Appendix—Decontamination of the Pediatric Patient Administrative Policy and Procedure (Sample Draft Protocol)29
continued from page 172
Children 8 to 18 years of age (school age)
At the age of 8 years and upward, the airway anatomy approximates that of an adult. Although it is tempting to regard this
age group as "small adults", there are special needs unique to this age group.

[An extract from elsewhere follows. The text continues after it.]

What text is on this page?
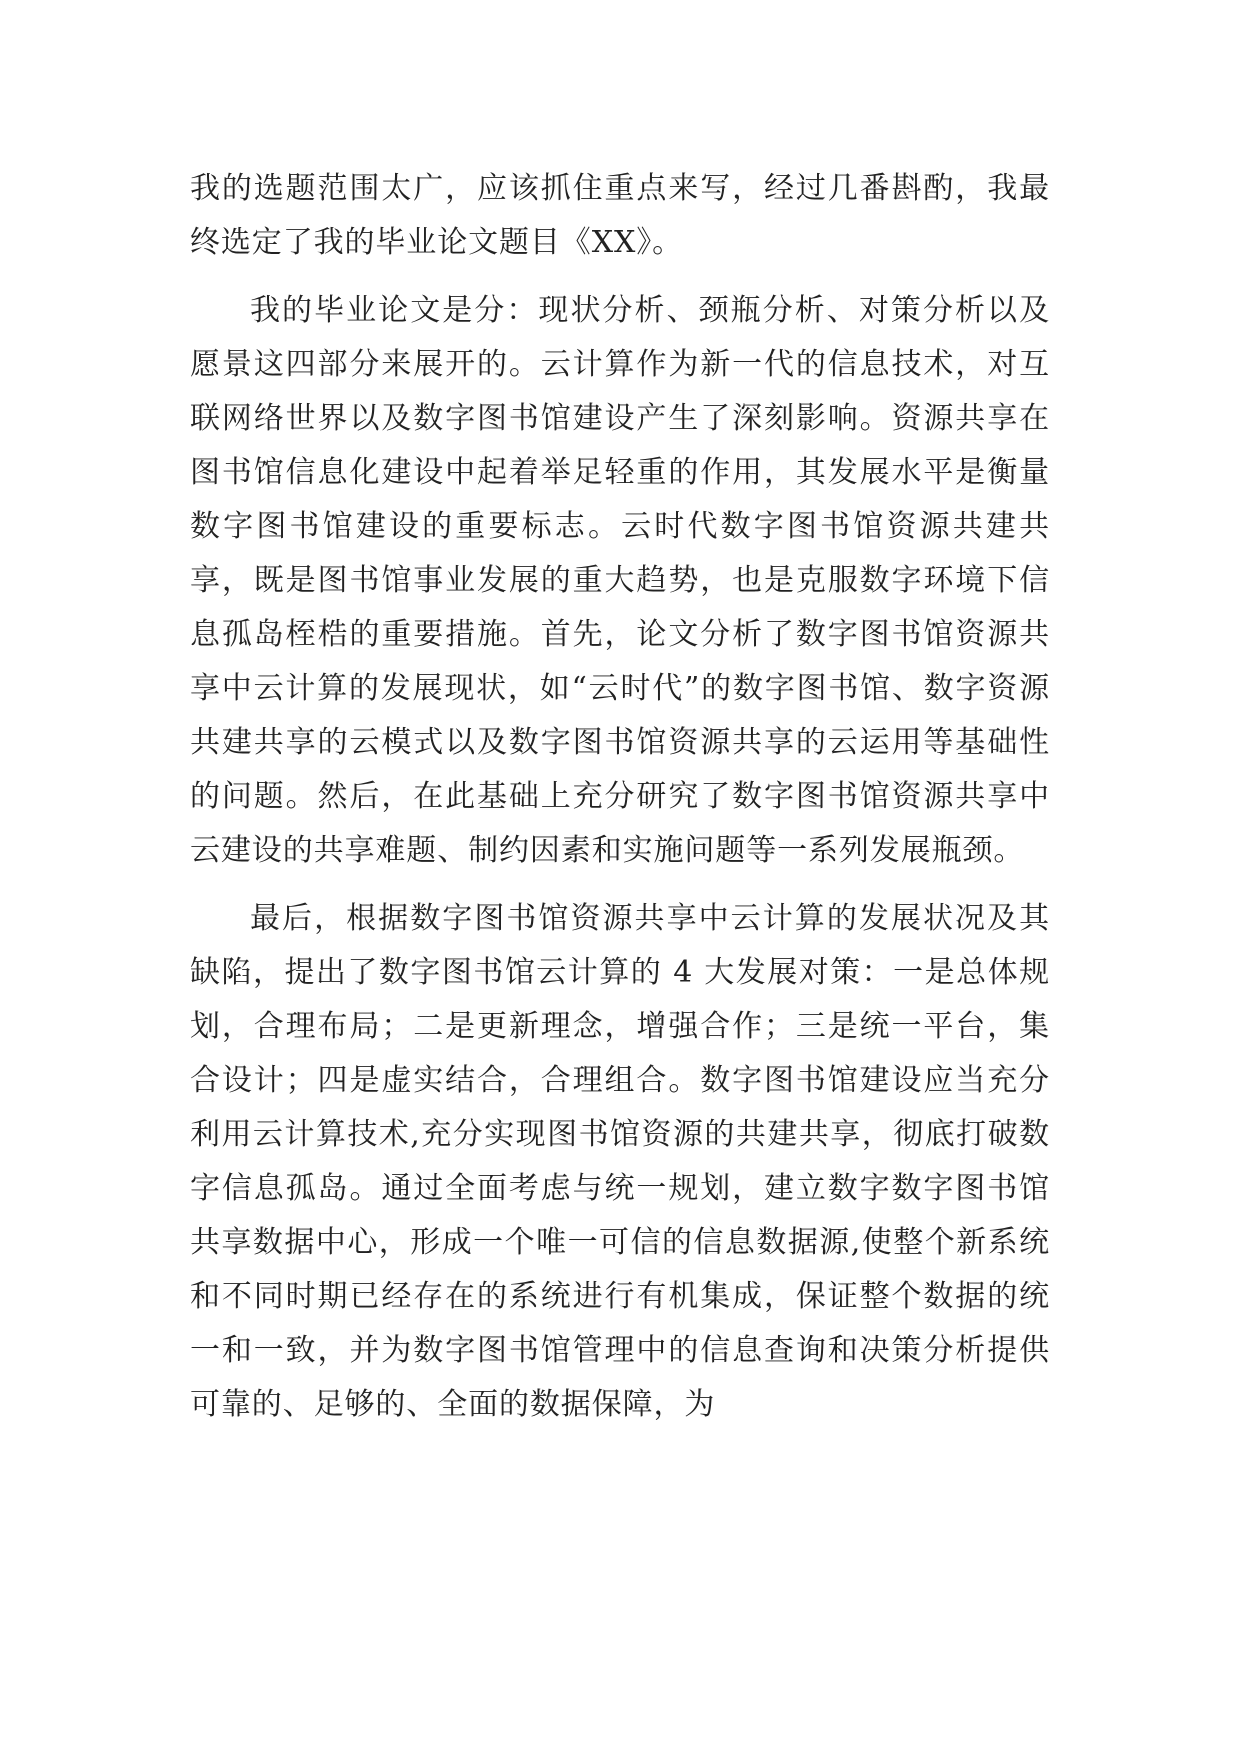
我的选题范围太广，应该抓住重点来写，经过几番斟酌，我最终选定了我的毕业论文题目《XX》。

我的毕业论文是分：现状分析、颈瓶分析、对策分析以及愿景这四部分来展开的。云计算作为新一代的信息技术，对互联网络世界以及数字图书馆建设产生了深刻影响。资源共享在图书馆信息化建设中起着举足轻重的作用，其发展水平是衡量数字图书馆建设的重要标志。云时代数字图书馆资源共建共享，既是图书馆事业发展的重大趋势，也是克服数字环境下信息孤岛桎梏的重要措施。首先，论文分析了数字图书馆资源共享中云计算的发展现状，如“云时代”的数字图书馆、数字资源共建共享的云模式以及数字图书馆资源共享的云运用等基础性的问题。然后，在此基础上充分研究了数字图书馆资源共享中云建设的共享难题、制约因素和实施问题等一系列发展瓶颈。

最后，根据数字图书馆资源共享中云计算的发展状况及其缺陷，提出了数字图书馆云计算的 4 大发展对策：一是总体规划，合理布局；二是更新理念，增强合作；三是统一平台，集合设计；四是虚实结合，合理组合。数字图书馆建设应当充分利用云计算技术,充分实现图书馆资源的共建共享，彻底打破数字信息孤岛。通过全面考虑与统一规划，建立数字数字图书馆共享数据中心，形成一个唯一可信的信息数据源,使整个新系统和不同时期已经存在的系统进行有机集成，保证整个数据的统一和一致，并为数字图书馆管理中的信息查询和决策分析提供可靠的、足够的、全面的数据保障，为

1. Ambulatory children should disrobe when instructed to do so by "hot zone" personnel. All clothes and items that cannot
be decontaminated should be placed in appropriate containers or bags as provided by the hospital and labeled;
2. Ambulatory children should then walk through the decontamination shower, preferably accompanied by their parent or
caregiver, and should decontaminate him/herself. Guidance should be provided to the child (and parent/caregiver) during
the decontamination process;
3. Non-ambulatory children should be placed on a stretcher by "hot zone" personnel and disrobed (using trauma shears if
necessary). All clothes and items that cannot be decontaminated should be placed in appropriate containers or bags as
provided by the hospital and labeled;
4. Then each non-ambulatory child is escorted through the decontamination shower and assisted with decontamination to
ensure the entire patient is properly decontaminated;
5. Once through the shower, each child will be given a towel and sheets to dry, and a hospital gown. Immediately, the child
should be given a unique identification number on a wristband and then Waged to an appropriate area for medical evaluation.
6. Children and their families (parents or caregivers) should not be separated unless critical medical issues take priority.